We know from Ra that the higher densities have a much better understanding of catalyst and don't view it with the same good/bad simplicity as the religions do.
I don't see Gaia as 'innocent' which implies naivete but do see Gaia as maternal and yet dispassionate at the same time. Gaia has graciously provided a schoolyard for juvenile delinquents to repeat 3rd grade, and at the risk of great peril to Gaia herself.
This choice must be an act of great love on Gaia's part.
The mechanisms of the classroom are subject to the aptitude of the students.
(12-24-2010, 02:40 PM)Ali Quadir Wrote: Can a creature not be great and terrible at the same time? We are moral, I can deal with that, but why must we impose morality on everything around us? What is the problem in that?

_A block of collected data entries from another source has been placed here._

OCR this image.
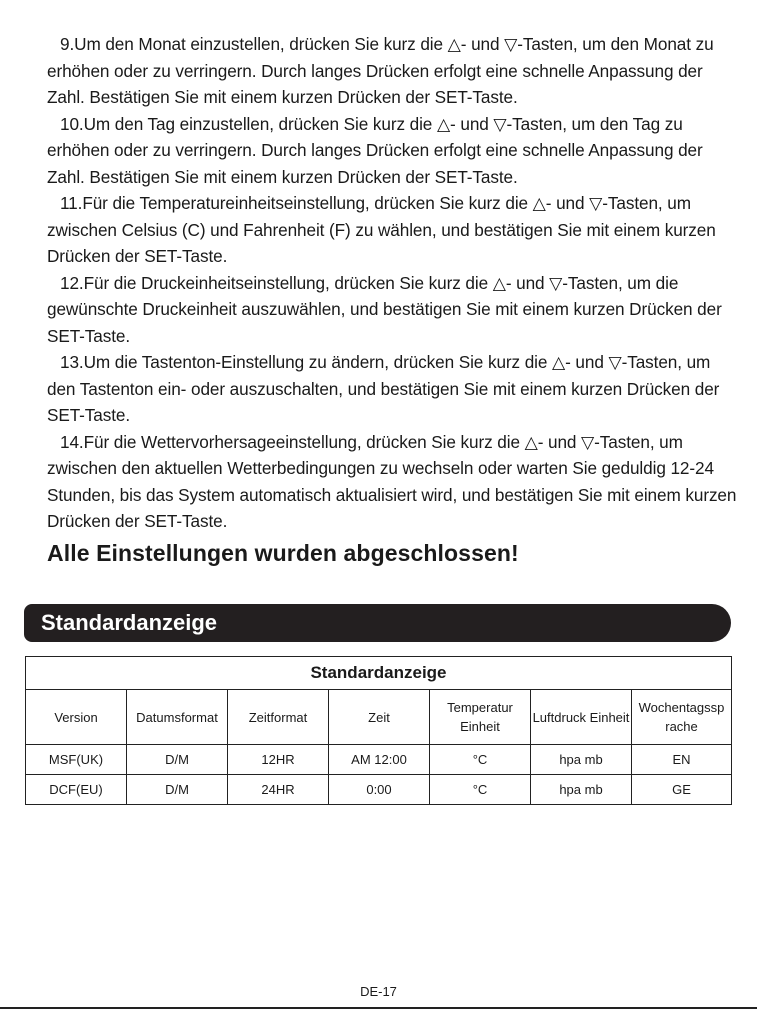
9.Um den Monat einzustellen, drücken Sie kurz die △- und ▽-Tasten, um den Monat zu erhöhen oder zu verringern. Durch langes Drücken erfolgt eine schnelle Anpassung der Zahl. Bestätigen Sie mit einem kurzen Drücken der SET-Taste.

10.Um den Tag einzustellen, drücken Sie kurz die △- und ▽-Tasten, um den Tag zu erhöhen oder zu verringern. Durch langes Drücken erfolgt eine schnelle Anpassung der Zahl. Bestätigen Sie mit einem kurzen Drücken der SET-Taste.

11.Für die Temperatureinheitseinstellung, drücken Sie kurz die △- und ▽-Tasten, um zwischen Celsius (C) und Fahrenheit (F) zu wählen, und bestätigen Sie mit einem kurzen Drücken der SET-Taste.

12.Für die Druckeinheitseinstellung, drücken Sie kurz die △- und ▽-Tasten, um die gewünschte Druckeinheit auszuwählen, und bestätigen Sie mit einem kurzen Drücken der SET-Taste.

13.Um die Tastenton-Einstellung zu ändern, drücken Sie kurz die △- und ▽-Tasten, um den Tastenton ein- oder auszuschalten, und bestätigen Sie mit einem kurzen Drücken der SET-Taste.

14.Für die Wettervorhersageeinstellung, drücken Sie kurz die △- und ▽-Tasten, um zwischen den aktuellen Wetterbedingungen zu wechseln oder warten Sie geduldig 12-24 Stunden, bis das System automatisch aktualisiert wird, und bestätigen Sie mit einem kurzen Drücken der SET-Taste.

Alle Einstellungen wurden abgeschlossen!
Standardanzeige
Standardanzeige						
Version	Datumsformat	Zeitformat	Zeit	Temperatur Einheit	Luftdruck Einheit	Wochentagssp rache
MSF(UK)	D/M	12HR	AM 12:00	°C	hpa mb	EN
DCF(EU)	D/M	24HR	0:00	°C	hpa mb	GE
DE-17
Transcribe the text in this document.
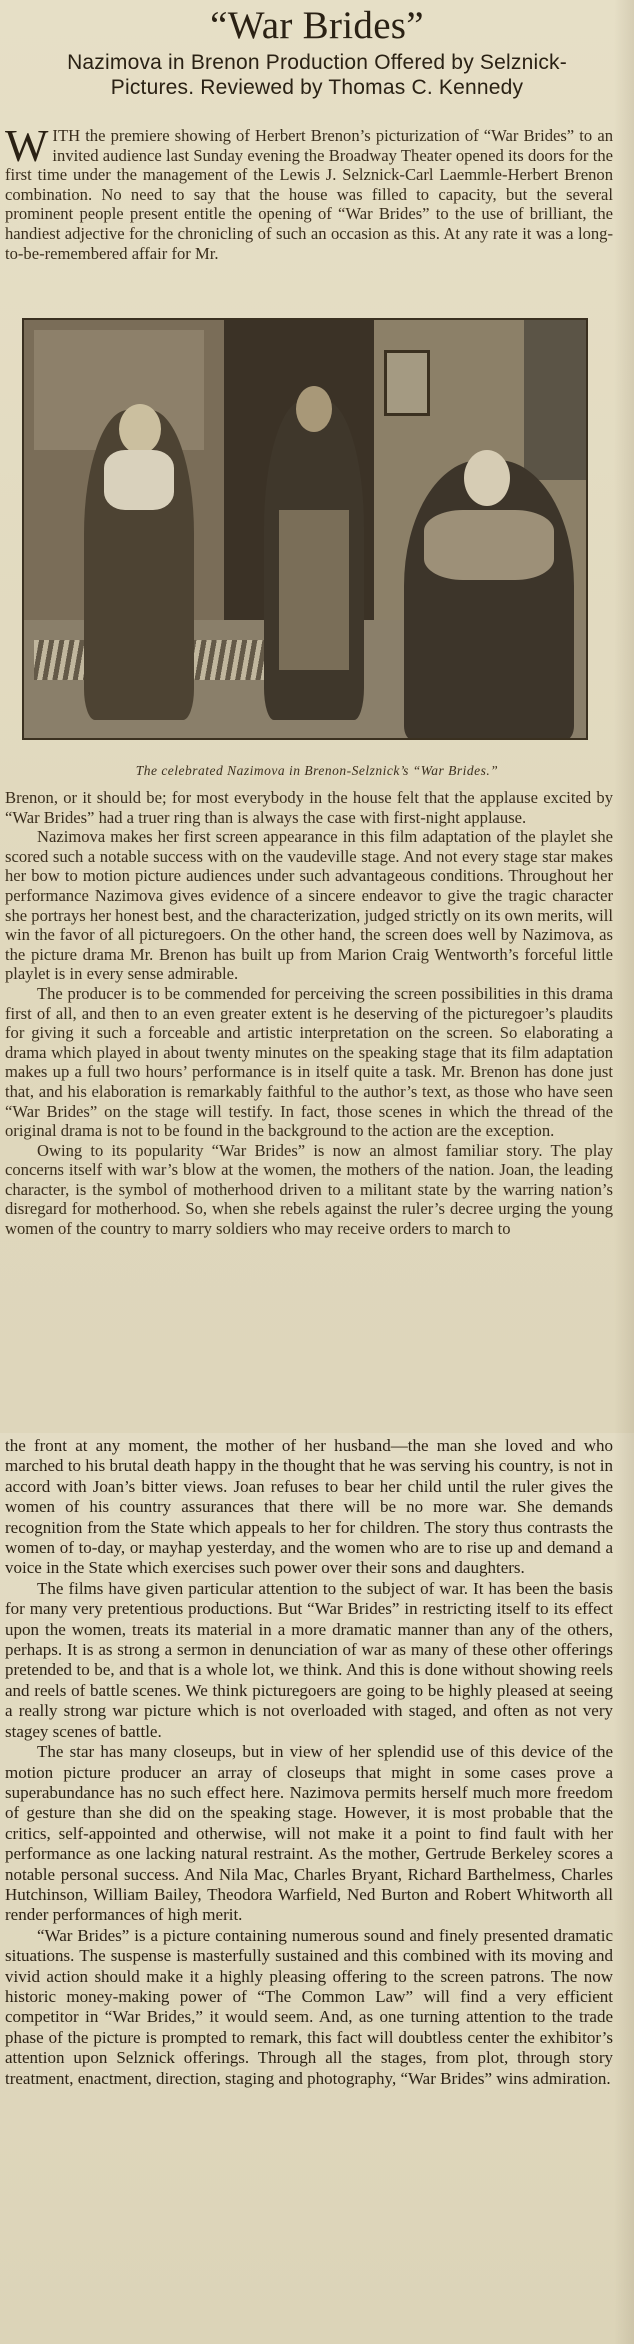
“War Brides”
Nazimova in Brenon Production Offered by Selznick-
Pictures. Reviewed by Thomas C. Kennedy

WITH the premiere showing of Herbert Brenon’s picturization of “War Brides” to an invited audience last Sunday evening the Broadway Theater opened its doors for the first time under the management of the Lewis J. Selznick-Carl Laemmle-Herbert Brenon combination. No need to say that the house was filled to capacity, but the several prominent people present entitle the opening of “War Brides” to the use of brilliant, the handiest adjective for the chronicling of such an occasion as this. At any rate it was a long-to-be-remembered affair for Mr.

The celebrated Nazimova in Brenon-Selznick’s “War Brides.”

Brenon, or it should be; for most everybody in the house felt that the applause excited by “War Brides” had a truer ring than is always the case with first-night applause.

Nazimova makes her first screen appearance in this film adaptation of the playlet she scored such a notable success with on the vaudeville stage. And not every stage star makes her bow to motion picture audiences under such advantageous conditions. Throughout her performance Nazimova gives evidence of a sincere endeavor to give the tragic character she portrays her honest best, and the characterization, judged strictly on its own merits, will win the favor of all picturegoers. On the other hand, the screen does well by Nazimova, as the picture drama Mr. Brenon has built up from Marion Craig Wentworth’s forceful little playlet is in every sense admirable.

The producer is to be commended for perceiving the screen possibilities in this drama first of all, and then to an even greater extent is he deserving of the picturegoer’s plaudits for giving it such a forceable and artistic interpretation on the screen. So elaborating a drama which played in about twenty minutes on the speaking stage that its film adaptation makes up a full two hours’ performance is in itself quite a task. Mr. Brenon has done just that, and his elaboration is remarkably faithful to the author’s text, as those who have seen “War Brides” on the stage will testify. In fact, those scenes in which the thread of the original drama is not to be found in the background to the action are the exception.

Owing to its popularity “War Brides” is now an almost familiar story. The play concerns itself with war’s blow at the women, the mothers of the nation. Joan, the leading character, is the symbol of motherhood driven to a militant state by the warring nation’s disregard for motherhood. So, when she rebels against the ruler’s decree urging the young women of the country to marry soldiers who may receive orders to march to

the front at any moment, the mother of her husband—the man she loved and who marched to his brutal death happy in the thought that he was serving his country, is not in accord with Joan’s bitter views. Joan refuses to bear her child until the ruler gives the women of his country assurances that there will be no more war. She demands recognition from the State which appeals to her for children. The story thus contrasts the women of to-day, or mayhap yesterday, and the women who are to rise up and demand a voice in the State which exercises such power over their sons and daughters.

The films have given particular attention to the subject of war. It has been the basis for many very pretentious productions. But “War Brides” in restricting itself to its effect upon the women, treats its material in a more dramatic manner than any of the others, perhaps. It is as strong a sermon in denunciation of war as many of these other offerings pretended to be, and that is a whole lot, we think. And this is done without showing reels and reels of battle scenes. We think picturegoers are going to be highly pleased at seeing a really strong war picture which is not overloaded with staged, and often as not very stagey scenes of battle.

The star has many closeups, but in view of her splendid use of this device of the motion picture producer an array of closeups that might in some cases prove a superabundance has no such effect here. Nazimova permits herself much more freedom of gesture than she did on the speaking stage. However, it is most probable that the critics, self-appointed and otherwise, will not make it a point to find fault with her performance as one lacking natural restraint. As the mother, Gertrude Berkeley scores a notable personal success. And Nila Mac, Charles Bryant, Richard Barthelmess, Charles Hutchinson, William Bailey, Theodora Warfield, Ned Burton and Robert Whitworth all render performances of high merit.

“War Brides” is a picture containing numerous sound and finely presented dramatic situations. The suspense is masterfully sustained and this combined with its moving and vivid action should make it a highly pleasing offering to the screen patrons. The now historic money-making power of “The Common Law” will find a very efficient competitor in “War Brides,” it would seem. And, as one turning attention to the trade phase of the picture is prompted to remark, this fact will doubtless center the exhibitor’s attention upon Selznick offerings. Through all the stages, from plot, through story treatment, enactment, direction, staging and photography, “War Brides” wins admiration.
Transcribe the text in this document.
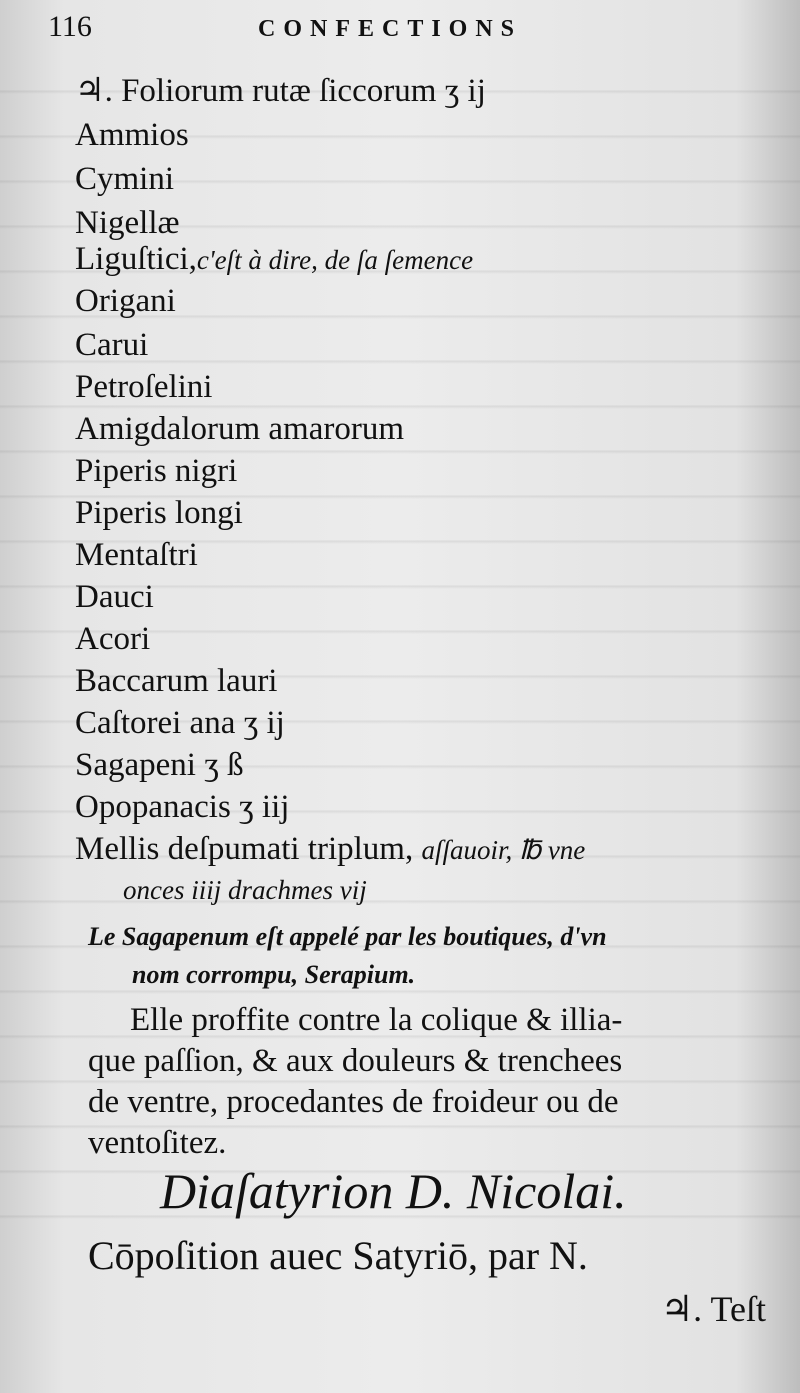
116	CONFECTIONS
♃. Foliorum rutæ ſiccorum ʒ ij
Ammios
Cymini
Nigellæ
Liguſtici,c'eſt à dire, de ſa ſemence
Origani
Carui
Petroſelini
Amigdalorum amarorum
Piperis nigri
Piperis longi
Mentaſtri
Dauci
Acori
Baccarum lauri
Caſtorei ana ʒ ij
Sagapeni ʒ ß
Opopanacis ʒ iij
Mellis deſpumati triplum, aſſauoir, ℔ vne
onces iiij drachmes vij
Le Sagapenum eſt appelé par les boutiques, d'vn
nom corrompu, Serapium.
Elle proffite contre la colique & illia-
que paſſion, & aux douleurs & trenchees
de ventre, procedantes de froideur ou de
ventoſitez.
Diaſatyrion D. Nicolai.
Cōpoſition auec Satyriō, par N.
♃. Teſt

It's a fact of life that if you want to walk into the wilderness and eat what Gaia feeds you, survive truly as one of her children. You'd better come prepared. Most of us would not last 2 weeks. Gaia is brutal, no amount of love and light is going to change what she is.
Gaia is also generous and lays out bounty on her table. We just have to understand her and how to partake of that bounty.
As I am learning about wild foraging, I am looking around at the city, and am amazed at how much bounty there is, right under people's noses, and they are throwing it all away. Wild weeds 20 times more nutritious than storebought vegetables, being killed with weedkillers...nutritious acorns being crushed by cars, raked up and thrown out in the trash, denying even the squirrels their food.
(12-24-2010, 02:40 PM)Ali Quadir Wrote: On what are we basing the assumption that she truly lovingly cares about us as individuals?
We have no way of knowing whether Gaia cares about each of us as an individual, but we do have enough data to conclude that she cares about the souls who need such a school, at this point in their development, for Gaia has endured much pain due to offering herself in service to us.